Turkey Breast that I cut up into cutlets (it's cheaper this way)
a dusting of Flour and a little S&P
a quick sauté in some Olive Oil until just done
transfer to a dish, set aside
add more Olive Oil if need be
brown some Crimini Mushrooms (we like alot)
along with some minced Garlic and Shallots
a decent sized glug of Dry Marsala Wine (_please_, not cooking wine)
scarpe up any nice brown bits in the pan
reduce
some Chicken Stock/Broth (`round about 1/2 cup for two servings, I like to have lots of 'gravy' for the Pasta too) 
a goodly sized pat of Butter swirled in 
(don't stir, this helps to thicken the sauce)
add back in the Turkey and any collected juices
let bubble for a bit 
(taste at this point, do you like it? add more Wine or Broth, Salt, Pepper)
plate with Pasta of your choice (I used Barilla Whole Wheat Spaghetti)
_EAT! _

 Recipes are just someone else's idea, take it and make it your own


----------



## PrincessFiona60 (Sep 3, 2014)

Thanks!


----------



## Dawgluver (Sep 4, 2014)

Nice, K-girl!


----------



## Kaneohegirlinaz (Sep 4, 2014)

Mahalo, thanks Fiona and DL

Turkey isn't just for holidays

We eat Turkey in some form at least once, 
if not twice in a week

I like to brine a full breast,
roast it off
and then divvy it up in portion sizes for the deep freeze
it's great in anything


----------



## Andy M. (Sep 4, 2014)

I've made veal and chicken marsalas but never turkey.  I have some frozen turkey breasts in the freezer from last November.  I should break one out for a marsala.


----------



## Kaneohegirlinaz (Sep 4, 2014)

Andy M. said:


> I've made veal and chicken marsalas but never turkey.  I have some frozen turkey breasts in the freezer from last November.  I should break one out for a marsala.





yes, yes Andy, do try it, 
and please let me know what your household thinks of it


----------



## ChefAlexCardinale (Sep 4, 2015)

Oh MAN!
As an Italian, I grew up loving Marsala- especially chicken and veal! But I've never had a turkey marsala. I am going to give this one a try!


----------



## Andy M. (Sep 4, 2015)

I have made cutlets from pork tenderloin for other dishes.  I think it would work for a Marsala as well.


----------



## Kaneohegirlinaz (Sep 4, 2015)

Let me know when you guys try the turkey, I make this dish often with whole wheat pasta.


----------



## Andy M. (Sep 4, 2015)

Kaneohegirlinaz said:


> Let me know when you guys try the turkey, I make this dish often with whole wheat pasta.

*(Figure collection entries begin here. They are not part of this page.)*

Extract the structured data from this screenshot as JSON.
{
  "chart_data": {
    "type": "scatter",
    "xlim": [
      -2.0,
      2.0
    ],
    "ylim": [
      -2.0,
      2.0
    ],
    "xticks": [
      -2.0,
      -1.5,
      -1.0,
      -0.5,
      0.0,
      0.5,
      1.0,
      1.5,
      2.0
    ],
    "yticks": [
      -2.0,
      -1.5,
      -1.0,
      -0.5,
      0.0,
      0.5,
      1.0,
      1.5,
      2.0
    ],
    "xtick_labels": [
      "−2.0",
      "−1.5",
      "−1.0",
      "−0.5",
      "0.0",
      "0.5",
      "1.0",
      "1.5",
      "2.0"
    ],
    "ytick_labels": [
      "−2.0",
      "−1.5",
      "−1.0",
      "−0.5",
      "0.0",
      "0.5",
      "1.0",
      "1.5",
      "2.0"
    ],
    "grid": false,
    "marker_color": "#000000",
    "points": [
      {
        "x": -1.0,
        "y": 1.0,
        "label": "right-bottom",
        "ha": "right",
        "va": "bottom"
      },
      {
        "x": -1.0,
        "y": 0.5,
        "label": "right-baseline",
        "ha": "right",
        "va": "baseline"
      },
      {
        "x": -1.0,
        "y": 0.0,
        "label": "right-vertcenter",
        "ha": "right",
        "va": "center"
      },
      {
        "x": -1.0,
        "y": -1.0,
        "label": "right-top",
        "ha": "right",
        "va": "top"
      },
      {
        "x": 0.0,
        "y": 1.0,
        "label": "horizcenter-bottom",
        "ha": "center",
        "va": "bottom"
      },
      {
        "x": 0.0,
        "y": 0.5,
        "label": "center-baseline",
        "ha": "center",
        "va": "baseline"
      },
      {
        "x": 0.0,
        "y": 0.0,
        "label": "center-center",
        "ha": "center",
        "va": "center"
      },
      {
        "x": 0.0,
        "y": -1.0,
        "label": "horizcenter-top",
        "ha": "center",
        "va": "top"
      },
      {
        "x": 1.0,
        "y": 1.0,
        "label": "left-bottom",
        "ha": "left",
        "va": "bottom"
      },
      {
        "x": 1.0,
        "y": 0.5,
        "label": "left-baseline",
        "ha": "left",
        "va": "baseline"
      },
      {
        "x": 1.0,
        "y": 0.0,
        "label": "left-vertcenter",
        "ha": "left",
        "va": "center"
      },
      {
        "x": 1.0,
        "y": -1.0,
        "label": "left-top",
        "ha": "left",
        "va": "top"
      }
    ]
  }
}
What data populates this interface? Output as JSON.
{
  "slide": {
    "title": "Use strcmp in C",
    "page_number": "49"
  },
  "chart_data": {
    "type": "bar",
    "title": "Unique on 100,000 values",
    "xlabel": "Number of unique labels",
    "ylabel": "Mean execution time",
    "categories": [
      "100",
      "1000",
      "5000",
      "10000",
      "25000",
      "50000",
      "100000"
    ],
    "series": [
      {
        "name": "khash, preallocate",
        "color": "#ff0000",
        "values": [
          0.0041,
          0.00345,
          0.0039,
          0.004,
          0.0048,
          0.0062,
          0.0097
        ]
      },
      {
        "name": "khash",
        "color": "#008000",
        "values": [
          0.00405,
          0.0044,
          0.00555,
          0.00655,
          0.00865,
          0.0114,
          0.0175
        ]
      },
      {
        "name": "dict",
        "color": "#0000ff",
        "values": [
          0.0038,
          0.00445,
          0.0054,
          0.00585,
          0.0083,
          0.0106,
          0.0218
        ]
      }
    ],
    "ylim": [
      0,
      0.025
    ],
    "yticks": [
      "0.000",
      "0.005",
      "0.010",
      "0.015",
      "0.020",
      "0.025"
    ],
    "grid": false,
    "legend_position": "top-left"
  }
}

When I first got divorced and started learning to cook, this was a dish I made for my daughters when they came to visit.  I made it with whole chicken breasts and added cream to the sauce.  It turned out to be a favorite for them so now I cannot change the recipe when I make it for their consumption.


----------



## dcSaute (Sep 4, 2015)

the marsala is in the cupboard, the turkey is in the fridge, and I have a plan.....

...Barilla
I knew there was I reason you good cook (g)


----------



## Kaneohegirlinaz (Sep 4, 2015)

dcSaute said:


> the marsala is in the cupboard, the turkey is in the fridge, and I have a plan.....
> 
> ...Barilla
> *I knew there was I reason you good cook* (g)



Who? Me?


----------



## dcSaute (Sep 7, 2015)

made this last night - turned out most excellent!


----------



## Kaneohegirlinaz (Sep 7, 2015)

dc, that looks great!  are those lima beans on the plate? who this a solo supper or did you have company at your table?


----------



## dcSaute (Sep 7, 2015)

dems' be limas.  we're fond of limas.....

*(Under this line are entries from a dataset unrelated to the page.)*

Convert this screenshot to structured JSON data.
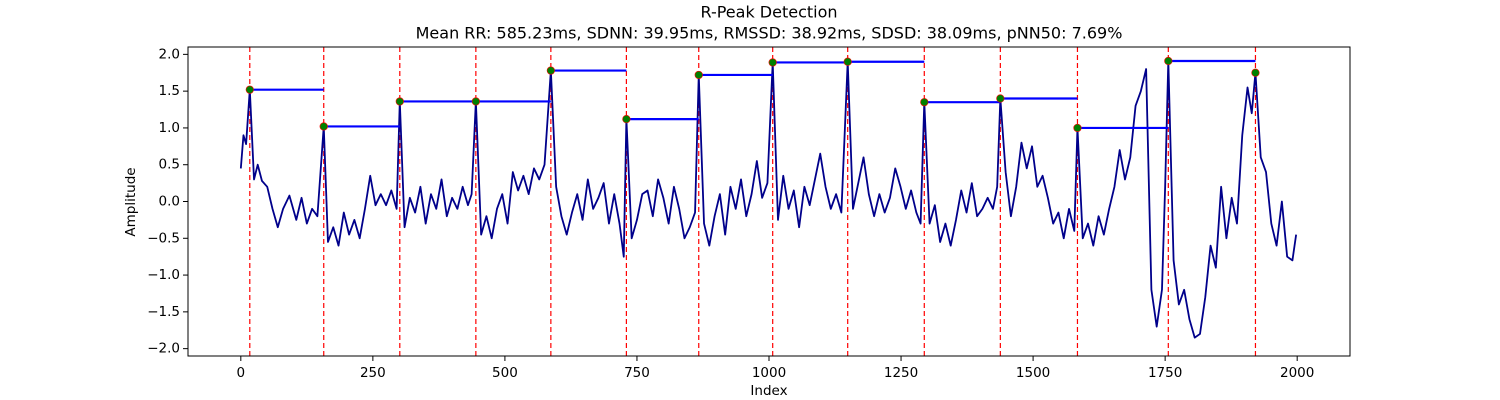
{
  "chart_data": {
    "type": "line",
    "title": "R-Peak Detection",
    "subtitle": "Mean RR: 585.23ms, SDNN: 39.95ms, RMSSD: 38.92ms, SDSD: 38.09ms, pNN50: 7.69%",
    "x_label": "Index",
    "y_label": "Amplitude",
    "xlim": [
      -100,
      2100
    ],
    "ylim": [
      -2.1,
      2.1
    ],
    "xticks": [
      0,
      250,
      500,
      750,
      1000,
      1250,
      1500,
      1750,
      2000
    ],
    "yticks": [
      {
        "value": -2.0,
        "label": "−2.0"
      },
      {
        "value": -1.5,
        "label": "−1.5"
      },
      {
        "value": -1.0,
        "label": "−1.0"
      },
      {
        "value": -0.5,
        "label": "−0.5"
      },
      {
        "value": 0.0,
        "label": "0.0"
      },
      {
        "value": 0.5,
        "label": "0.5"
      },
      {
        "value": 1.0,
        "label": "1.0"
      },
      {
        "value": 1.5,
        "label": "1.5"
      },
      {
        "value": 2.0,
        "label": "2.0"
      }
    ],
    "signal": {
      "color": "#00008b",
      "x": [
        0,
        5,
        10,
        17,
        25,
        32,
        40,
        50,
        60,
        70,
        80,
        92,
        105,
        115,
        125,
        135,
        145,
        157,
        165,
        175,
        185,
        195,
        205,
        215,
        225,
        235,
        245,
        255,
        265,
        275,
        285,
        295,
        301,
        310,
        320,
        330,
        340,
        350,
        360,
        370,
        380,
        390,
        400,
        410,
        420,
        430,
        437,
        445,
        455,
        465,
        475,
        485,
        495,
        505,
        515,
        525,
        535,
        545,
        555,
        565,
        575,
        587,
        597,
        607,
        617,
        627,
        637,
        647,
        657,
        667,
        677,
        687,
        697,
        707,
        717,
        725,
        730,
        740,
        750,
        760,
        770,
        780,
        790,
        800,
        810,
        820,
        830,
        840,
        850,
        860,
        867,
        877,
        887,
        897,
        907,
        917,
        927,
        937,
        947,
        957,
        967,
        977,
        987,
        997,
        1007,
        1017,
        1027,
        1037,
        1047,
        1057,
        1067,
        1077,
        1087,
        1097,
        1107,
        1117,
        1127,
        1137,
        1149,
        1159,
        1169,
        1179,
        1189,
        1199,
        1209,
        1219,
        1229,
        1239,
        1249,
        1259,
        1269,
        1279,
        1287,
        1294,
        1304,
        1314,
        1324,
        1334,
        1344,
        1354,
        1364,
        1374,
        1384,
        1394,
        1404,
        1414,
        1424,
        1432,
        1438,
        1448,
        1458,
        1468,
        1478,
        1488,
        1498,
        1508,
        1518,
        1528,
        1538,
        1548,
        1558,
        1568,
        1578,
        1584,
        1594,
        1604,
        1614,
        1624,
        1634,
        1644,
        1654,
        1664,
        1674,
        1684,
        1694,
        1704,
        1714,
        1724,
        1734,
        1744,
        1750,
        1756,
        1766,
        1776,
        1786,
        1796,
        1806,
        1816,
        1826,
        1836,
        1846,
        1856,
        1866,
        1876,
        1886,
        1896,
        1906,
        1914,
        1921,
        1931,
        1941,
        1951,
        1961,
        1971,
        1981,
        1991,
        1998
      ],
      "values": [
        0.45,
        0.9,
        0.78,
        1.52,
        0.3,
        0.5,
        0.28,
        0.2,
        -0.1,
        -0.35,
        -0.1,
        0.08,
        -0.25,
        0.05,
        -0.3,
        -0.1,
        -0.2,
        1.02,
        -0.55,
        -0.35,
        -0.6,
        -0.15,
        -0.45,
        -0.25,
        -0.5,
        -0.1,
        0.35,
        -0.05,
        0.1,
        -0.05,
        0.15,
        -0.1,
        1.36,
        -0.35,
        0.05,
        -0.15,
        0.2,
        -0.3,
        0.1,
        -0.1,
        0.3,
        -0.2,
        0.05,
        -0.1,
        0.2,
        -0.05,
        0.1,
        1.36,
        -0.45,
        -0.2,
        -0.5,
        -0.1,
        0.1,
        -0.3,
        0.4,
        0.15,
        0.35,
        0.1,
        0.45,
        0.3,
        0.5,
        1.78,
        0.2,
        -0.2,
        -0.45,
        -0.15,
        0.1,
        -0.25,
        0.3,
        -0.1,
        0.05,
        0.25,
        -0.3,
        0.1,
        -0.3,
        -0.75,
        1.12,
        -0.5,
        -0.25,
        0.1,
        0.15,
        -0.2,
        0.3,
        0.05,
        -0.3,
        0.2,
        -0.1,
        -0.5,
        -0.35,
        -0.15,
        1.72,
        -0.3,
        -0.6,
        -0.2,
        0.1,
        -0.45,
        0.2,
        -0.1,
        0.3,
        -0.2,
        0.1,
        0.55,
        0.05,
        0.25,
        1.89,
        -0.25,
        0.35,
        -0.1,
        0.15,
        -0.35,
        0.2,
        -0.05,
        0.3,
        0.65,
        0.2,
        -0.1,
        0.1,
        -0.15,
        1.9,
        -0.1,
        0.25,
        0.6,
        0.1,
        -0.2,
        0.1,
        -0.15,
        0.05,
        0.45,
        0.2,
        -0.1,
        0.15,
        -0.15,
        -0.3,
        1.35,
        -0.3,
        -0.05,
        -0.55,
        -0.3,
        -0.6,
        -0.25,
        0.15,
        -0.15,
        0.25,
        -0.2,
        -0.1,
        0.05,
        -0.1,
        0.2,
        1.4,
        0.4,
        -0.2,
        0.2,
        0.8,
        0.45,
        0.75,
        0.2,
        0.35,
        0.05,
        -0.3,
        -0.15,
        -0.5,
        -0.1,
        -0.4,
        1.0,
        -0.5,
        -0.3,
        -0.6,
        -0.2,
        -0.45,
        -0.1,
        0.2,
        0.7,
        0.3,
        0.6,
        1.3,
        1.5,
        1.8,
        -1.2,
        -1.7,
        -1.2,
        0.2,
        1.91,
        -0.8,
        -1.4,
        -1.2,
        -1.6,
        -1.85,
        -1.8,
        -1.3,
        -0.6,
        -0.9,
        0.2,
        -0.5,
        0.05,
        -0.3,
        0.9,
        1.55,
        1.2,
        1.75,
        0.6,
        0.4,
        -0.3,
        -0.6,
        0.0,
        -0.75,
        -0.8,
        -0.45
      ]
    },
    "peaks": {
      "color": "#008000",
      "line_color": "#ff0000",
      "interval_color": "#0000ff",
      "x": [
        17,
        157,
        301,
        445,
        587,
        730,
        867,
        1007,
        1149,
        1294,
        1438,
        1584,
        1756,
        1921
      ],
      "values": [
        1.52,
        1.02,
        1.36,
        1.36,
        1.78,
        1.12,
        1.72,
        1.89,
        1.9,
        1.35,
        1.4,
        1.0,
        1.91,
        1.75
      ]
    }
  }
}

the other plate didn't photo so well.... or so I thought...


----------



## Andy M. (Sep 7, 2015)

They both look good to me.


----------



## dcSaute (Sep 7, 2015)

I think I got a bit carried away with the chicken stock reduction - failing to observe the "lotsa' gravy/sauce with the pasta" caution/advice provided....  would have been happier with a bit more liquid.

the rotini - Barilla - was a good choice, imho.  I ingested a lot of that in s. Germany/Switzerland - I was surprised to learn Barilla manufactures in USA.  In this house, if I didn't make the pasta, the B-pipples did.  and, being a bit lazy, I've got a whole shelf full of most of their shapes..... just in case.

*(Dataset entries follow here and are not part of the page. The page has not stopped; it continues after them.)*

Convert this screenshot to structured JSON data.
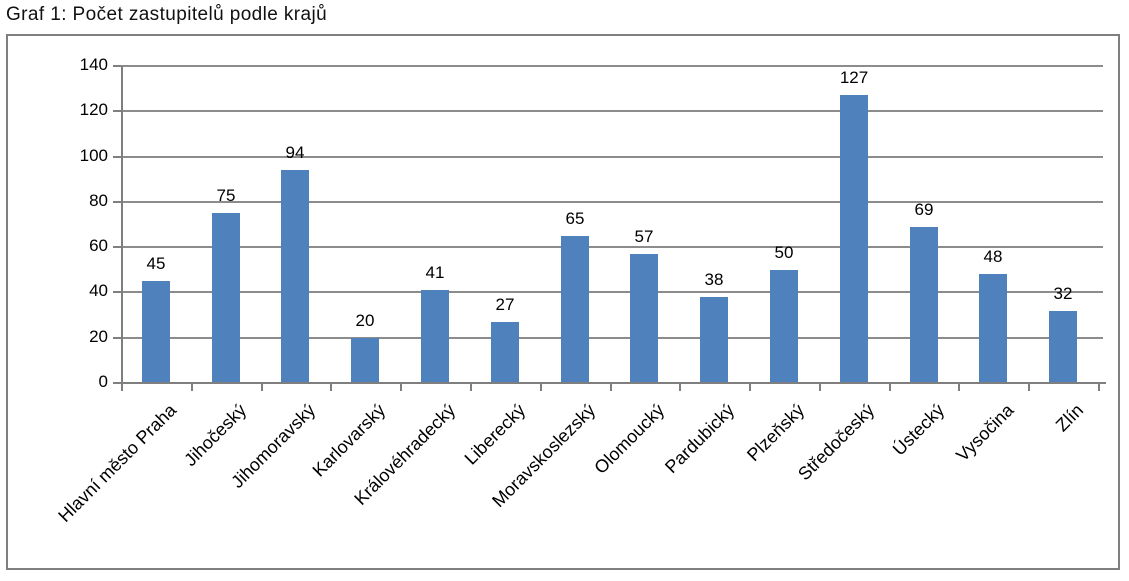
{
  "colors": {
    "bar": "#4f81bd",
    "grid": "#8c8c8c",
    "axis": "#7f7f7f",
    "border": "#7f7f7f"
  },
  "chart_data": {
    "type": "bar",
    "title": "Graf 1: Počet zastupitelů podle krajů",
    "categories": [
      "Hlavní město Praha",
      "Jihočeský",
      "Jihomoravský",
      "Karlovarský",
      "Královéhradecký",
      "Liberecký",
      "Moravskoslezský",
      "Olomoucký",
      "Pardubický",
      "Plzeňský",
      "Středočeský",
      "Ústecký",
      "Vysočina",
      "Zlín"
    ],
    "values": [
      45,
      75,
      94,
      20,
      41,
      27,
      65,
      57,
      38,
      50,
      127,
      69,
      48,
      32
    ],
    "xlabel": "",
    "ylabel": "",
    "ylim": [
      0,
      140
    ],
    "ytick_step": 20,
    "grid": true,
    "data_labels": true,
    "legend": "none",
    "bar_color": "#4f81bd"
  }
}
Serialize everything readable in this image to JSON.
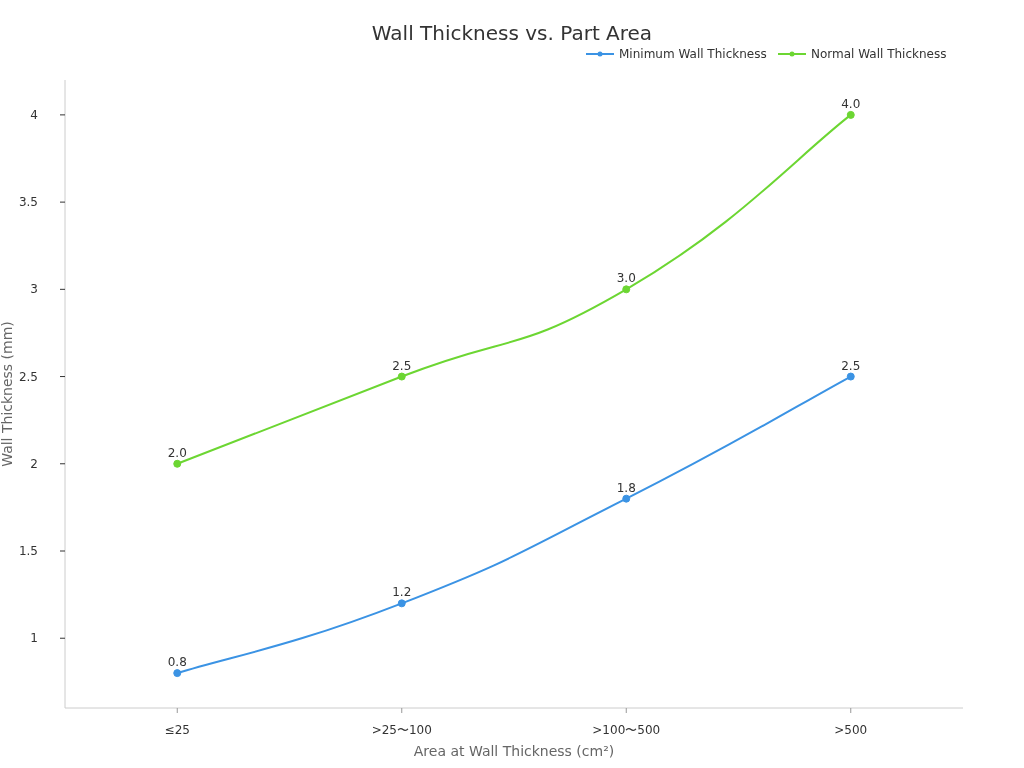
{
  "chart_data": {
    "type": "line",
    "title": "Wall Thickness vs. Part Area",
    "xlabel": "Area at Wall Thickness (cm²)",
    "ylabel": "Wall Thickness (mm)",
    "categories": [
      "≤25",
      ">25〜100",
      ">100〜500",
      ">500"
    ],
    "series": [
      {
        "name": "Minimum Wall Thickness",
        "color": "#3b93e4",
        "values": [
          0.8,
          1.2,
          1.8,
          2.5
        ],
        "value_labels": [
          "0.8",
          "1.2",
          "1.8",
          "2.5"
        ]
      },
      {
        "name": "Normal Wall Thickness",
        "color": "#6cd632",
        "values": [
          2.0,
          2.5,
          3.0,
          4.0
        ],
        "value_labels": [
          "2.0",
          "2.5",
          "3.0",
          "4.0"
        ]
      }
    ],
    "ylim": [
      0.6,
      4.2
    ],
    "yticks": [
      1,
      1.5,
      2,
      2.5,
      3,
      3.5,
      4
    ],
    "grid": false,
    "legend": "top right",
    "marker": "circle",
    "line_style": "solid"
  }
}
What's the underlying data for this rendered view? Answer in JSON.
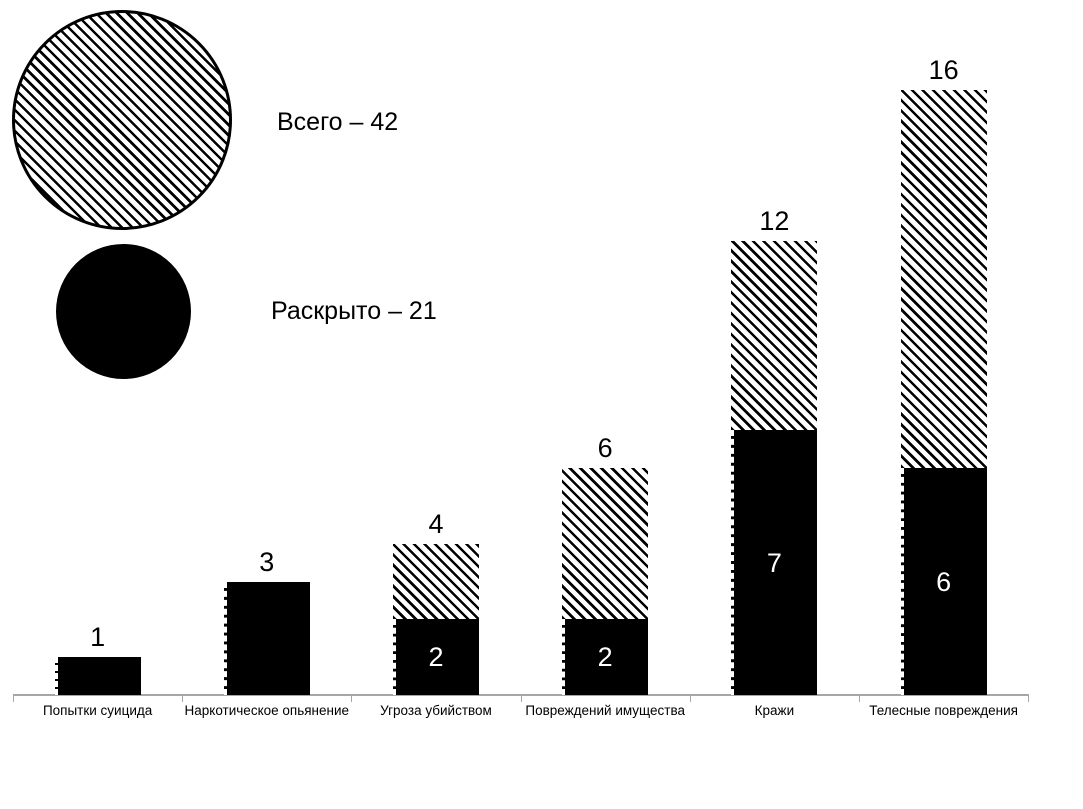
{
  "legend": {
    "total_label": "Всего – 42",
    "solved_label": "Раскрыто – 21"
  },
  "chart_data": {
    "type": "bar",
    "subtype": "stacked-overlay",
    "title": "",
    "xlabel": "",
    "ylabel": "",
    "categories": [
      "Попытки суицида",
      "Наркотическое опьянение",
      "Угроза убийством",
      "Повреждений имущества",
      "Кражи",
      "Телесные повреждения"
    ],
    "series": [
      {
        "name": "Раскрыто",
        "fill": "solid-black",
        "values": [
          1,
          3,
          2,
          2,
          7,
          6
        ]
      },
      {
        "name": "Всего",
        "fill": "diagonal-hatch",
        "values": [
          1,
          3,
          4,
          6,
          12,
          16
        ]
      }
    ],
    "bar_top_labels": [
      "1",
      "3",
      "4",
      "6",
      "12",
      "16"
    ],
    "bar_inside_labels": [
      "",
      "",
      "2",
      "2",
      "7",
      "6"
    ],
    "legend_entries": [
      {
        "swatch": "hatched-circle",
        "label": "Всего – 42",
        "value": 42
      },
      {
        "swatch": "solid-circle",
        "label": "Раскрыто – 21",
        "value": 21
      }
    ],
    "ylim": [
      0,
      16.8
    ],
    "grid": false,
    "legend_position": "top-left"
  },
  "colors": {
    "bar_fill": "#000000",
    "hatch_line": "#000000",
    "background": "#ffffff",
    "axis": "#a6a6a6",
    "text": "#000000",
    "inside_label": "#ffffff"
  }
}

a dry marsala is not easy to come by in my area of Penna.  we have state controlled stores - those people got no sense of wines.....


----------



## Kaneohegirlinaz (Sep 7, 2015)

I do the opposite thing dc, since I rarely measure (other than when I bake) sometimes we have an over abundance of sauce/gravy, but I simply put it away for lunch the next day.  It's also good for bread dunking too ... 

"_*a dry marsala is not easy to come by in my area of Penna. we have state controlled stores - those people got no sense of wines.....*_"

 I hear ya dc, DH is from PA. When we visit,  I always come prepared with my "three buck chuck"


----------



## Cheryl J (Sep 7, 2015)

Sounds good kgirl, thanks for sharing. Nice recipe to have for the T day holiday season! 

dc, nice pic - that looks really good.


----------